The field of modulable nano-fillers continues to evolve. We now field more questions from composite material engineers and battery separator developers who hope to use tailored particle modification to achieve both improved thermal properties and conductivity control. We run our own R&D in response, seeking to adjust surface chemistries for new applications without losing the batch-to-batch stability we’re known for in our core markets. The technical demands become more complex—customers want to see real in-use performance, not just hearsay. We answer by opening our labs to joint application testing and offering samples prepared under the same production conditions as bulk shipments. By developing new surface modifier recipes and adjusting drying processes, we can extend application into new fields such as high-barrier packaging and lightweight automotive composites. The market keeps us sharp, as does hands-on feedback from production lines that want both performance and reliability.

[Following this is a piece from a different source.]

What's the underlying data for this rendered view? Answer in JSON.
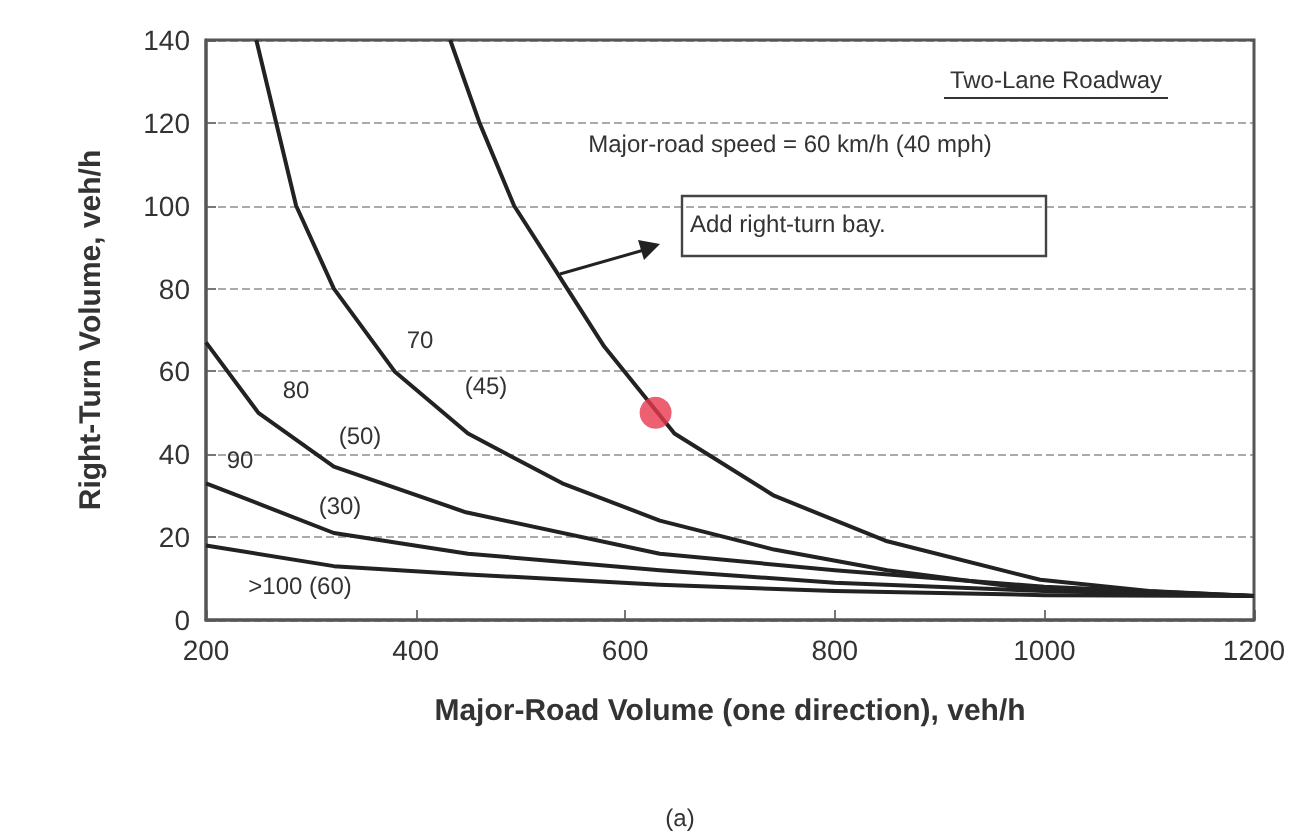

Working as a manufacturer, seeing how our product makes a difference at customer sites tells us more than any data sheet. With modified nano-calcium carbonate, the proof lies not only in precise particle control or the cleverness of the surface treatment, but in the day-to-day running of extruders, the minimized waste, and the improved consistency of color and tactile feel in end products. By prioritizing feedback from those who use the product in demanding real-world conditions, our teams stay focused on techniques and quality controls that make a difference. The result brings value to downstream users—faster lines, lower material consumption, safer work environments, and products that meet evolving standards for performance and sustainability.